In Colombia, Risks Growing for Journalists
By REUTERS
BOGOTÁ,
Colombia -- A journalist at El Tiempo, Colombia's top
newspaper, has
fled the country after receiving anonymous death
threats and
being branded a guerrilla "mouthpiece" by a senior army
commander, the
daily says.
Carlos Pulgarin,
a regional correspondent formerly based in the northern
city of Montería,
a stronghold of the country's right-wing paramilitary
groups, left
for an undisclosed destination on Wednesday.
He was the latest
in a string of Colombian journalists threatened or killed
this year.
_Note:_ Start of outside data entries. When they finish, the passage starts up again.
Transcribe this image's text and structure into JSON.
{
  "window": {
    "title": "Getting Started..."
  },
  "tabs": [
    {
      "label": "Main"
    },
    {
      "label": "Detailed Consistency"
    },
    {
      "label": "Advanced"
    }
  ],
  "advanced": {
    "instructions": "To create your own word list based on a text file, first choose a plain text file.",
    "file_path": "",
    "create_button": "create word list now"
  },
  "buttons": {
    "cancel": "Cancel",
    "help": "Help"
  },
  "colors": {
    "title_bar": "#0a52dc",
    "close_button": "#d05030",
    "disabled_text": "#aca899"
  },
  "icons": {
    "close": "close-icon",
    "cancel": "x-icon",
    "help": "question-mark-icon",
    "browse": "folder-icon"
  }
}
In
the last 10 days alone, three local television reporters have
been shot and
killed in war zones in the north and southwest of
Colombia, where
guerrillas and paramilitary gangs are vying for territorial
control.
Drug traffickers
and combatants in the country's long-running civil conflict
are increasingly
attacking the news media, making Colombia one of the
most dangerous
places in the world for journalists, according to
international
press organizations.
In its lead editorial
Thursday, El Tiempo, widely regarded as a staunch
supporter of
the establishment and the military, appeared to lay the blame
for the threats
against Pulgarin squarely on state security forces.
"How can our
correspondent expect safety and protection in carrying out
his job when
he was branded 'the guerrillas' press secretary' by Col.
Miguel Ángel
Cárdenas?" El Tiempo asked, referring to a senior officer
of the army's
11th brigade. Colonel Cárdenas did not immediately
respond to calls.
The newspaper
added that it would not give "blind and unconditional"
support to the
security forces. "Forcing a journalist into exile is a clumsy
attempt to silence
the free press, one of the pillars of true democracy," El
Tiempo added.
Earlier this
year, Pulgarin reported on alleged complicity between the
army and an
ultra-right paramilitary gang in fighting against Marxist
rebels. He also
published a report denouncing the killing of Indian leaders
by suspected
paramilitary gunmen in an area close to a controversial
hydroelectric
project.
El Tiempo said
Pulgarin received a series of threatening phone calls in
June and July
telling him to "prepare your funeral cortege."